§ 41g PatG

Patentgesetz vom 5. Mai 1936
[1. Juli 1961–1. Januar 1981]
1§ 41g.
(1) [1] Zur mündlichen Verhandlung und zu jeder Beweisaufnahme wird ein Urkundsbeamter der Geschäftsstelle als Schriftführer zugezogen. [2] Wird auf Anordnung des Vorsitzenden von der Zuziehung des Schriftführers abgesehen, dann besorgt ein Richter die Niederschrift.
(2) [1] Die wesentlichen Vorgänge der Verhandlung, vor allem die endgültige Fassung der von den Beteiligten gestellten Anträge, sind in eine Niederschrift aufzunehmen. [2] Die Beteiligten können beantragen, daß bestimmte Vorgänge oder Äußerungen in die Niederschrift aufgenommen werden. [3] Das Patentgericht kann von der Aufnahme absehen, wenn es auf die Feststellung des Vorgangs oder der Äußerung nicht ankommt. [4] Dieser Beschluß ist in die Niederschrift aufzunehmen. [5] Die Niederschrift ist von dem Vorsitzenden oder vernehmenden Richter und vom Schriftführer zu unterzeichnen.
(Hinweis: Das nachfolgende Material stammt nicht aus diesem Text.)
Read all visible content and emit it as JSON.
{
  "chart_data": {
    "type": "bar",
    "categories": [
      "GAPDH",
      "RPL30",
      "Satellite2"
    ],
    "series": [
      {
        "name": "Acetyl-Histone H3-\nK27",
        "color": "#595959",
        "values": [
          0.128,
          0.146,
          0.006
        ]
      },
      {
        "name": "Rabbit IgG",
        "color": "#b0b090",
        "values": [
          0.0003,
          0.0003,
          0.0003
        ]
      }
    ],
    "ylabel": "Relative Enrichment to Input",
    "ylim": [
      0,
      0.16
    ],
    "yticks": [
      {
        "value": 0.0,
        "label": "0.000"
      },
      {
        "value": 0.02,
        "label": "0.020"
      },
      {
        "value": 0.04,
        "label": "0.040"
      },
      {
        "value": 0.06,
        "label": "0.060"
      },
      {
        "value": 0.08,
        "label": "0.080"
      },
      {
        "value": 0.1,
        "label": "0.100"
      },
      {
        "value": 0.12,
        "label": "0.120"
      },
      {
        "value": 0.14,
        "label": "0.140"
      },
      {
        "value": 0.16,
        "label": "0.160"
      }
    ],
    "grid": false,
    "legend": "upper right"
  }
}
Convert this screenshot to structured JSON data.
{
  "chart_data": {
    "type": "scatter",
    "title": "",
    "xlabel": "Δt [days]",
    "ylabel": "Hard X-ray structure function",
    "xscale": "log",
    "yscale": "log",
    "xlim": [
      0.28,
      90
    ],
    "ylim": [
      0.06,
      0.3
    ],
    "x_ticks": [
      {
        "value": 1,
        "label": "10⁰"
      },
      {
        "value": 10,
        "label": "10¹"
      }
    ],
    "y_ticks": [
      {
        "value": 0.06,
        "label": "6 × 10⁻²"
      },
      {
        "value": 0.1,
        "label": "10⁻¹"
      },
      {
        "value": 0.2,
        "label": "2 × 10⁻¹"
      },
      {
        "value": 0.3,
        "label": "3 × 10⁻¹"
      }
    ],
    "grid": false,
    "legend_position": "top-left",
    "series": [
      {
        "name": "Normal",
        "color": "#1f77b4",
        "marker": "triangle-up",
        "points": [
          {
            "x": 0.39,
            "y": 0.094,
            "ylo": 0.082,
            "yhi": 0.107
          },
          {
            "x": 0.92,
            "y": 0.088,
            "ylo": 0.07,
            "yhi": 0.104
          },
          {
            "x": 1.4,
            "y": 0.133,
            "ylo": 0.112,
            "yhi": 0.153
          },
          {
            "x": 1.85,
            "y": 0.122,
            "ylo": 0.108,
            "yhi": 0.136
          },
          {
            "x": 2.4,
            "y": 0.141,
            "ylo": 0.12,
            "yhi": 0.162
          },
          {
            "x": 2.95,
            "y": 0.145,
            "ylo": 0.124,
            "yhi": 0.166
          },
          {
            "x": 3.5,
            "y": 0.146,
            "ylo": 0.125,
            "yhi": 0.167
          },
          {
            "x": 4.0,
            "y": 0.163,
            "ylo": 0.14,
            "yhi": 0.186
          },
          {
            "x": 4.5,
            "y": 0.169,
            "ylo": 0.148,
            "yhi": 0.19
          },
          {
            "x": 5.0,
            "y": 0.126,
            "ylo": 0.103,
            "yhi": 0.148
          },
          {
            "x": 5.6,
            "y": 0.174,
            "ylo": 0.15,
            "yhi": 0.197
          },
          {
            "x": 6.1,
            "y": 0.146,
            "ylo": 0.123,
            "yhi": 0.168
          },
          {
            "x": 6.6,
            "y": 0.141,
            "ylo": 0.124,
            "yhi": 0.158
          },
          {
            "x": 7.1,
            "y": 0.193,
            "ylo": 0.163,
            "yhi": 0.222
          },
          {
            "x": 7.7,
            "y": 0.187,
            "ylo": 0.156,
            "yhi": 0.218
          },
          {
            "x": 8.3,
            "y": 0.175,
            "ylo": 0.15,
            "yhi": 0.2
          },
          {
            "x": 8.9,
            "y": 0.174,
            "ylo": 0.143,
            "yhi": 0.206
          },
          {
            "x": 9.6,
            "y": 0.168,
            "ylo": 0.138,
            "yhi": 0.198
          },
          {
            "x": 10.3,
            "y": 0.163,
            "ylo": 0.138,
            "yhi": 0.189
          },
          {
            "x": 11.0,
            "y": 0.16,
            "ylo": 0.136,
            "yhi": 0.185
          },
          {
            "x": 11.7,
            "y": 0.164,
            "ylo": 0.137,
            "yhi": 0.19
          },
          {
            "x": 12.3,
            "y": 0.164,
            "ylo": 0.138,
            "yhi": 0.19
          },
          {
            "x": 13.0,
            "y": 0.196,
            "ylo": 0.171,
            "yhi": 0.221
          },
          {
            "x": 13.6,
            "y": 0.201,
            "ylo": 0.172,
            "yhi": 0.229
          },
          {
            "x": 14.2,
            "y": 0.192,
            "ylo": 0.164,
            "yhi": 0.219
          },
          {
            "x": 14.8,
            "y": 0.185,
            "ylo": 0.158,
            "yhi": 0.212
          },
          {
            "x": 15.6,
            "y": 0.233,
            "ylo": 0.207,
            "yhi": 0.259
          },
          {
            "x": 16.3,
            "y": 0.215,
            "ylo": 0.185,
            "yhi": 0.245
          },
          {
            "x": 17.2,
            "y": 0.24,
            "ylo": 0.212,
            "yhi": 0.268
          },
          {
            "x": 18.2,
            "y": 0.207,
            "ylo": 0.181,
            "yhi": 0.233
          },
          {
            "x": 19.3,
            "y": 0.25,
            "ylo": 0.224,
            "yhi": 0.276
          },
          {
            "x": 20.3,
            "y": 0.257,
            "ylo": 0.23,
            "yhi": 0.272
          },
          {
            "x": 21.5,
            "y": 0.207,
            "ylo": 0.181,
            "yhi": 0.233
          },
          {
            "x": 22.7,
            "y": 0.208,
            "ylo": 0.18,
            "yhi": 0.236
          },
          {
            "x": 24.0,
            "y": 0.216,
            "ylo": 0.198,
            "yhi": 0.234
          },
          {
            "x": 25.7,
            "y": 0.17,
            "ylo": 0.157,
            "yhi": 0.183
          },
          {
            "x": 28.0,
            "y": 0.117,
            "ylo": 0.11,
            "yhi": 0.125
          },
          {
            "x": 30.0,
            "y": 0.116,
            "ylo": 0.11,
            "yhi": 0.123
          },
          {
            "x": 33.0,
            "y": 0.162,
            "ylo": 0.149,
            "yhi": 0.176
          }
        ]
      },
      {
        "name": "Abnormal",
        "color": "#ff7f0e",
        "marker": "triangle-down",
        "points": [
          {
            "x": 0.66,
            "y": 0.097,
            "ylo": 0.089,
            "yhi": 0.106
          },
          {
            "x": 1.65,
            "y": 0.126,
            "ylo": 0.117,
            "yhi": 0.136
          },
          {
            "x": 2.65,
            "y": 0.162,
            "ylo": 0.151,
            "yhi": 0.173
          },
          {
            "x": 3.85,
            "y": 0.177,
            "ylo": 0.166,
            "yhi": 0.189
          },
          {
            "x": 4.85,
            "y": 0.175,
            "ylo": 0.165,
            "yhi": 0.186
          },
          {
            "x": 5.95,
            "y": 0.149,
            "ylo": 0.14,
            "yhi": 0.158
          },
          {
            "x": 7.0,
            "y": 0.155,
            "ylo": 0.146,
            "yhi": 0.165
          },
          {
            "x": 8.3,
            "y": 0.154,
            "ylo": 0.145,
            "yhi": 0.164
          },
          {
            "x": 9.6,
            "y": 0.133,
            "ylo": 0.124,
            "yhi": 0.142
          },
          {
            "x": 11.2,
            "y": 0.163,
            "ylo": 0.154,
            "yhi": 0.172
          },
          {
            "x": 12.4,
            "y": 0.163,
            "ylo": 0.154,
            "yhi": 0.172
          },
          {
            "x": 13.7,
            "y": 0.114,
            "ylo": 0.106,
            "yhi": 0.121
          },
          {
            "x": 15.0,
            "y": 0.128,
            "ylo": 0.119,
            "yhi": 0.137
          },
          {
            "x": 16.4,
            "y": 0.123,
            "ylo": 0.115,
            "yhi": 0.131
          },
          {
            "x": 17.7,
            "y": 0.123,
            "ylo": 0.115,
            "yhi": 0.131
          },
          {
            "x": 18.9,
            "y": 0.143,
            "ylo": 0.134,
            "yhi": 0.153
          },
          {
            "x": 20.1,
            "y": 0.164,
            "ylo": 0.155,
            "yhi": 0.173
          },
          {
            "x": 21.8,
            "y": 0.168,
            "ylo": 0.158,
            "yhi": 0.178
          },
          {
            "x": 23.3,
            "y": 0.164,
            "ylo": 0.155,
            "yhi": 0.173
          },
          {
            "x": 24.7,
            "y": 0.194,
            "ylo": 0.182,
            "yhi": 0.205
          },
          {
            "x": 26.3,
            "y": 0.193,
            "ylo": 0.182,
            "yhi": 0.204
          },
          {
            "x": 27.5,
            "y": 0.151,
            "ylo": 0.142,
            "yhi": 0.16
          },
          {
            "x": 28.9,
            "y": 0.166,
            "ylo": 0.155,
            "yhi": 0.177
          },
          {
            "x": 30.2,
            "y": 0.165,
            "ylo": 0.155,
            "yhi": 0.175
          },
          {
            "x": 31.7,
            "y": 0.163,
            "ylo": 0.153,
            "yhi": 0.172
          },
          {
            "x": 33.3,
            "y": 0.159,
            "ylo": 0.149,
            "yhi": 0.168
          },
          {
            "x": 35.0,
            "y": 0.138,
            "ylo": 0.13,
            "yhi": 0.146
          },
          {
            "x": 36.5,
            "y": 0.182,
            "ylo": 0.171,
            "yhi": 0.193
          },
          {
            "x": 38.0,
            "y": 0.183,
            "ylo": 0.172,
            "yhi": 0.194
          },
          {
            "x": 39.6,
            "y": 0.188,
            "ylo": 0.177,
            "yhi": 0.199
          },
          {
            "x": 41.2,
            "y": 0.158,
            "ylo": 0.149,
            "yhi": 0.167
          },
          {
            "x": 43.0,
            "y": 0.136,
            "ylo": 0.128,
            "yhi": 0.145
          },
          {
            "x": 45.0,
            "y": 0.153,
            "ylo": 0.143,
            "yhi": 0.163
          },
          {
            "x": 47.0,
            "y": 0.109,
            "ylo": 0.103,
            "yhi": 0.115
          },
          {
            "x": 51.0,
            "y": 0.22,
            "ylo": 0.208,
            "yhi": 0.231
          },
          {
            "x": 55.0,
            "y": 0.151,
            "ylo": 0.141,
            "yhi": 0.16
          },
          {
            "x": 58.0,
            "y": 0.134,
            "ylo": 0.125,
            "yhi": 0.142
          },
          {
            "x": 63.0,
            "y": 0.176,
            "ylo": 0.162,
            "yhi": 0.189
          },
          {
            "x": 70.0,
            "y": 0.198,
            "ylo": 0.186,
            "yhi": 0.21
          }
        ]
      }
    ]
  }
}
(3) [1] Die Niederschrift über die Aussage eines Zeugen, Sachverständigen oder Beteiligten ist diesem vorzulesen oder zur Durchsicht vorzulegen. [2] In der Niederschrift ist zu vermerken, daß dies geschehen und sie genehmigt ist oder welche Einwendungen erhoben sind. [3] Bei Vernehmung außerhalb der mündlichen Verhandlung soll der Vernommene seine Aussage auch unterschreiben.
Anmerkungen:
1. 1. Juli 1961: Artt. 1 § 1 Nr. 29, 6 § 22 Abs. 2 des Gesetzes vom 23. März 1961.